Impact on the Sundarbans and Eastern Himalayas
The research highlights a critical threat to the Sundarbans, the world's largest mangrove ecosystem, which is already suffering from rising sea levels, coastal flooding, and erosion. The study advocates for the immediate inclusion of the Sundarbans in India's clean air mission, noting that current policies focus almost exclusively on major cities, leaving vulnerable rural communities and ecosystems unprotected.

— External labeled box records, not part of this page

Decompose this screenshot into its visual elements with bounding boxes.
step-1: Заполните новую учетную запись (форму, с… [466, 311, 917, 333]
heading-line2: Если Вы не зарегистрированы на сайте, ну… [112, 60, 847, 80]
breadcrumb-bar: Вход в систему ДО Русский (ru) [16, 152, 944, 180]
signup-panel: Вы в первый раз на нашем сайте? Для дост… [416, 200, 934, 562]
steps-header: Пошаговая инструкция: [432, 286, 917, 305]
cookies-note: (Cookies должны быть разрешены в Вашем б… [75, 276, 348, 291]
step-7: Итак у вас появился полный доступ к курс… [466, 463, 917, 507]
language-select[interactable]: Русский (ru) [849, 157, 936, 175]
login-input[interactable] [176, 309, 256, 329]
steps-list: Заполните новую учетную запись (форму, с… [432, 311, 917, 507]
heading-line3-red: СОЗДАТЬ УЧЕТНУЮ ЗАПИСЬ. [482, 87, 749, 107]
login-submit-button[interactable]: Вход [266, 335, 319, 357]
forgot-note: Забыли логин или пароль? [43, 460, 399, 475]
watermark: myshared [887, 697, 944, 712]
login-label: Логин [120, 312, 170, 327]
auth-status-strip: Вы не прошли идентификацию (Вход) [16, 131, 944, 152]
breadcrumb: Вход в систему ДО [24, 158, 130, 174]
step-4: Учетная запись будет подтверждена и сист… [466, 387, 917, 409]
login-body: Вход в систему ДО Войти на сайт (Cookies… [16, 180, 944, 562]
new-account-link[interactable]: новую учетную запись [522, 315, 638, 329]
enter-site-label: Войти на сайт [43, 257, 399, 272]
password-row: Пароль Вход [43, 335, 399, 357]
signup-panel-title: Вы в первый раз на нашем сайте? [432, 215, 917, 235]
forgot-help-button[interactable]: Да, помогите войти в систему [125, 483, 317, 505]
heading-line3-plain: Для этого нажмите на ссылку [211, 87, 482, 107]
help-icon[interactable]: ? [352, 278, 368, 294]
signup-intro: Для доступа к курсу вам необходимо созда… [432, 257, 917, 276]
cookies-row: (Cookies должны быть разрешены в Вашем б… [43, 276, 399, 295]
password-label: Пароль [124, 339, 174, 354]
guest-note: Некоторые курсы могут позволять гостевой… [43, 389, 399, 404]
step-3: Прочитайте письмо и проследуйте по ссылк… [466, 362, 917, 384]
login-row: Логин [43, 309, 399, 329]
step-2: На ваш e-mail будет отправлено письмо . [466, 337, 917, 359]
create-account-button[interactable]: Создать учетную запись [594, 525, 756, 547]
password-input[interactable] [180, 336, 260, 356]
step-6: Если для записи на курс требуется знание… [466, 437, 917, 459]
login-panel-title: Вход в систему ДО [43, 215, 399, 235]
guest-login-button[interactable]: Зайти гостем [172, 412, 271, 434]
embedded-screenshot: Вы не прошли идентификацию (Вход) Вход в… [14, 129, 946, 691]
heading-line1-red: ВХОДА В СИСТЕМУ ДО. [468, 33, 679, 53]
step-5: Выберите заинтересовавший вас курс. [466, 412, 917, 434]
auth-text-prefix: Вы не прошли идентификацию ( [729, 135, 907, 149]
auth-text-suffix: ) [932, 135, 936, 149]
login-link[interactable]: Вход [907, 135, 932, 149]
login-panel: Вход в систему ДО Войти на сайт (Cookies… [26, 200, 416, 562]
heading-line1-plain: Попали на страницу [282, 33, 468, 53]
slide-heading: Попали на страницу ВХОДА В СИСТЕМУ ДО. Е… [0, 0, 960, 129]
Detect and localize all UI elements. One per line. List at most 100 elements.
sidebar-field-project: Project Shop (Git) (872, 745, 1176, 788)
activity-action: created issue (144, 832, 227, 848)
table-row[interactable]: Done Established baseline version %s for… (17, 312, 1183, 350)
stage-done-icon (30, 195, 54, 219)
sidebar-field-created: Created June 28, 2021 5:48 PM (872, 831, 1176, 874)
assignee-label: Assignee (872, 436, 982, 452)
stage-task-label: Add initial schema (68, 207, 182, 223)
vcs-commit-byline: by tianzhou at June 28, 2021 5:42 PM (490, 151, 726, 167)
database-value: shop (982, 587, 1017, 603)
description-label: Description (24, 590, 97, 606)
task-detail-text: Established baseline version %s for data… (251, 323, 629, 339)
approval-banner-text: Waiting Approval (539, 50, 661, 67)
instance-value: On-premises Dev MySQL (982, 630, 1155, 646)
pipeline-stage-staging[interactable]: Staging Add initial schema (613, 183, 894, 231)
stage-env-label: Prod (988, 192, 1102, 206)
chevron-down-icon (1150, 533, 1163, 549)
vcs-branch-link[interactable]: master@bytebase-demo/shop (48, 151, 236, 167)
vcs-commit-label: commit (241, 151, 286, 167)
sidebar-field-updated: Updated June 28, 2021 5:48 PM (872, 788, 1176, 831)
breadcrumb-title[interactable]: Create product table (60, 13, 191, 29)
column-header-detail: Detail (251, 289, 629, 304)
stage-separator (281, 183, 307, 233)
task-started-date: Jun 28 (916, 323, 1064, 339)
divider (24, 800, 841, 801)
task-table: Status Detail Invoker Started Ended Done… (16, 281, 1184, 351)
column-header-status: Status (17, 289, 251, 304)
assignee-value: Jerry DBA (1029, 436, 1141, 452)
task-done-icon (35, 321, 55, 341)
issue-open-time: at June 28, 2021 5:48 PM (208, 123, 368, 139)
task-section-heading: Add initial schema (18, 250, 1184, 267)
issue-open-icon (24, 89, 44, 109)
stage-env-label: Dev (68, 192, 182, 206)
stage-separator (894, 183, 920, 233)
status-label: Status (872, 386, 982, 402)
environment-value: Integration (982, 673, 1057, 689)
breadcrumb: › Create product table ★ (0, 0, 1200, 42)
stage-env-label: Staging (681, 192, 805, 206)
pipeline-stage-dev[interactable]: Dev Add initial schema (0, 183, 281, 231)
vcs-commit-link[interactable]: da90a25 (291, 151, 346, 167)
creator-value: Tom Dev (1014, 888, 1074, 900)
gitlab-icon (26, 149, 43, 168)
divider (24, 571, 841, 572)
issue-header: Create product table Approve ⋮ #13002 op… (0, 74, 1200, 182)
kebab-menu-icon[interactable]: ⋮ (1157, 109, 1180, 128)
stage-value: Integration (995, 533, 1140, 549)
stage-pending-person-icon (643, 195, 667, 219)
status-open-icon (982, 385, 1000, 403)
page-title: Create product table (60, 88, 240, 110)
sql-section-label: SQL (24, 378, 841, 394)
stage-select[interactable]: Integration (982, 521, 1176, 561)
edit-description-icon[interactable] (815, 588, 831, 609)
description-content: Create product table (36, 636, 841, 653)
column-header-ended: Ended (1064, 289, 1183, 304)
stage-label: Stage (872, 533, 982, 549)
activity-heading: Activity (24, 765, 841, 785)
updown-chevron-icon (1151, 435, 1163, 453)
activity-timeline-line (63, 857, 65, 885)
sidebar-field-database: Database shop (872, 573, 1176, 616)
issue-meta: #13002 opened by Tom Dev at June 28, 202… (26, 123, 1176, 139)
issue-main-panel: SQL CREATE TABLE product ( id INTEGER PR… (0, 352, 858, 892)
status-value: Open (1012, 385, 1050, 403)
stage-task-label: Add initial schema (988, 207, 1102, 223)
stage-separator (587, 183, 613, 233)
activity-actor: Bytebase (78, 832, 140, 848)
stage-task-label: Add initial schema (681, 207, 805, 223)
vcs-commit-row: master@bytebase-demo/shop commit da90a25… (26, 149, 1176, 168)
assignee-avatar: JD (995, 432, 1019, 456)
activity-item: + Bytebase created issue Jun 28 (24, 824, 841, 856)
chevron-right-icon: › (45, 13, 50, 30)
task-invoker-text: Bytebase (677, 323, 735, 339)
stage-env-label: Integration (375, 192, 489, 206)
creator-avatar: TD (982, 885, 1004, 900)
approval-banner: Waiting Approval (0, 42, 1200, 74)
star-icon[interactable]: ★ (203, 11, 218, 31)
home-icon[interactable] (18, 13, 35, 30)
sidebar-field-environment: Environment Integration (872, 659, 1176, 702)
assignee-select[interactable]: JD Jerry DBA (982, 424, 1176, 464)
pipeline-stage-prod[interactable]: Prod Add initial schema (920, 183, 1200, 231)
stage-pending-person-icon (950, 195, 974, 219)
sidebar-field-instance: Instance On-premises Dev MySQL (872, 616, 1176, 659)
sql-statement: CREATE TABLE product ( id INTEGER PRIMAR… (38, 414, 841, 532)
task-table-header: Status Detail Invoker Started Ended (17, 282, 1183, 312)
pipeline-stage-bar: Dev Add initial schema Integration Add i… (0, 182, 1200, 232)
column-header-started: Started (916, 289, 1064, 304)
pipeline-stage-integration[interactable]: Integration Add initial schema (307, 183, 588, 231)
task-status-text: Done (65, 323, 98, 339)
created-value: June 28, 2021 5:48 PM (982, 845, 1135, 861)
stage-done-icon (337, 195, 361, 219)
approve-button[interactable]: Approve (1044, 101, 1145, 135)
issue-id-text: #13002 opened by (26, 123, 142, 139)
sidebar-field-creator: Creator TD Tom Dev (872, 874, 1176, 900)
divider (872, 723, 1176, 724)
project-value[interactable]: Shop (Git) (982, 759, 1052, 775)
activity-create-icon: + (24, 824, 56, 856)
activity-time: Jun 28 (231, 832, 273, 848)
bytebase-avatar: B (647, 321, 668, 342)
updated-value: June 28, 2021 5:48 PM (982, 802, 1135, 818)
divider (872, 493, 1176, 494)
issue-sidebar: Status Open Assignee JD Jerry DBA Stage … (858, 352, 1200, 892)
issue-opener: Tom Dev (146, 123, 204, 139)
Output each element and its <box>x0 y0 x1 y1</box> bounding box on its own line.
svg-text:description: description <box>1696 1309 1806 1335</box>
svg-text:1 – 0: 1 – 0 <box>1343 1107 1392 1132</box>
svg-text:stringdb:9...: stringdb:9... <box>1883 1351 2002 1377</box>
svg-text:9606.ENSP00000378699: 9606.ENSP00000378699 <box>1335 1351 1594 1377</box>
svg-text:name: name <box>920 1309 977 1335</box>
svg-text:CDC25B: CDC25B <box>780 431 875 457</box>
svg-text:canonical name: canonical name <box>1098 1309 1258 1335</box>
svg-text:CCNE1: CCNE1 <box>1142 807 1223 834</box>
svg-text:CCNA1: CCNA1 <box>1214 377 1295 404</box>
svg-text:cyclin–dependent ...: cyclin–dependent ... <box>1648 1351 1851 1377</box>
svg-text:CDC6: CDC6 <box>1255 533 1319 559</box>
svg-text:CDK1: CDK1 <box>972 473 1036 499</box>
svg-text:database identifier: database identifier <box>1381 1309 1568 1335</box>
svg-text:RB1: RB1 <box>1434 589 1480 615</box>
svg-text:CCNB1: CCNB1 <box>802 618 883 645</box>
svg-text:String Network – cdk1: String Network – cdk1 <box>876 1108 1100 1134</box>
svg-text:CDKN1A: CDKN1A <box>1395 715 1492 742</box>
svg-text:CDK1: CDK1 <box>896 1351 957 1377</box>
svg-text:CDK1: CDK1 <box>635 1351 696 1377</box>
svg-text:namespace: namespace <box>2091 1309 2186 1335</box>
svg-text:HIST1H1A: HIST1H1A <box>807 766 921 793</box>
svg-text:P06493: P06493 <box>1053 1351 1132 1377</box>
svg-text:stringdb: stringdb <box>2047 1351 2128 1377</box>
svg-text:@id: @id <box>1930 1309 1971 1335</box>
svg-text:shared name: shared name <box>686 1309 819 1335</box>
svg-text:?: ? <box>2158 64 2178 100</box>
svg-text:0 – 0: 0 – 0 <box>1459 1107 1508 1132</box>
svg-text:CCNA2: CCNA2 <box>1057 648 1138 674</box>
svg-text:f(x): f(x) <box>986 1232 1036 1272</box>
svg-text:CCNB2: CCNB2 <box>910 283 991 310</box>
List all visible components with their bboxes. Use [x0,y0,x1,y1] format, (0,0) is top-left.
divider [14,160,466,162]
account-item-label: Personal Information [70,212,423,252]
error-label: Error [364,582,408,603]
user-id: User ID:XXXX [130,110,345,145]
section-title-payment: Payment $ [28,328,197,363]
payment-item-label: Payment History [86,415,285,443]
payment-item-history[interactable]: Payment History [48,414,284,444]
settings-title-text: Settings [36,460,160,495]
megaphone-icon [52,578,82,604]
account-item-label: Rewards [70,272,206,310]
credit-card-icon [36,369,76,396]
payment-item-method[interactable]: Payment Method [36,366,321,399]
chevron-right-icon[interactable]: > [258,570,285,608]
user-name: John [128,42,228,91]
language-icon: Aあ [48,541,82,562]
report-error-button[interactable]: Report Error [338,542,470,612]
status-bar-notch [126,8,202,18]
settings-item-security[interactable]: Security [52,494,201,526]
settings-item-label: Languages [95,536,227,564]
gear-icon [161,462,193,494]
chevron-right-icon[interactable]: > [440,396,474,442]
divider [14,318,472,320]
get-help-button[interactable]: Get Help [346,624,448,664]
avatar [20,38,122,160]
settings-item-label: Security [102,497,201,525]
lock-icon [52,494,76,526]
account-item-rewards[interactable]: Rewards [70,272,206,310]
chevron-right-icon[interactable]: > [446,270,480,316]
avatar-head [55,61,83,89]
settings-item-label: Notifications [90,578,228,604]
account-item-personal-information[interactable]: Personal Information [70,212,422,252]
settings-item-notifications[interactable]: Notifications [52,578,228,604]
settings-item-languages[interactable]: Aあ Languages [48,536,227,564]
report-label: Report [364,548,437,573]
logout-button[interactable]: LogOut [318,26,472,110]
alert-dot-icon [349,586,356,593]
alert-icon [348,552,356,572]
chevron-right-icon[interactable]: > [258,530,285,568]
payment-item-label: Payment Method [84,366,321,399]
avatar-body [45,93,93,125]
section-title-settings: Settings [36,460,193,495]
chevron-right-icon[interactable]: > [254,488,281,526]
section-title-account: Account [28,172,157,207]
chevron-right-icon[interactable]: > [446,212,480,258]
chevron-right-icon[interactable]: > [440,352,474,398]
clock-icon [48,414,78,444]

Atmospheric trajectory modeling shows that wind patterns carry heavy aerosol loads from the lower IGP—including Bihar, Bengal, and Bangladesh—into the ecologically sensitive Eastern Himalayas. These mountain zones lack structured clean air interventions or monitoring infrastructure, yet they bear the brunt of emissions from hundreds of miles away.
Policy Recommendations
Despite improvements in urban PM levels since the launch of the National Clean Air Programme (NCAP), pollution from biomass burning has remained stubbornly flat in Bengal. The researchers argue that the Central Pollution Control Board (CPCB) must fundamentally restructure its clean air strategy. While the CPCB acknowledges gaps in rural monitoring, this 25-year dataset provides the hard evidence needed to force a policy shift.
"The eastern Indo-Gangetic Plain, and increasingly Northeast India, are carrying a disproportionate pollution burden driven almost entirely by biomass burning. That is the signal that stands out most clearly across 25 years of data," said Professor Chatterjee.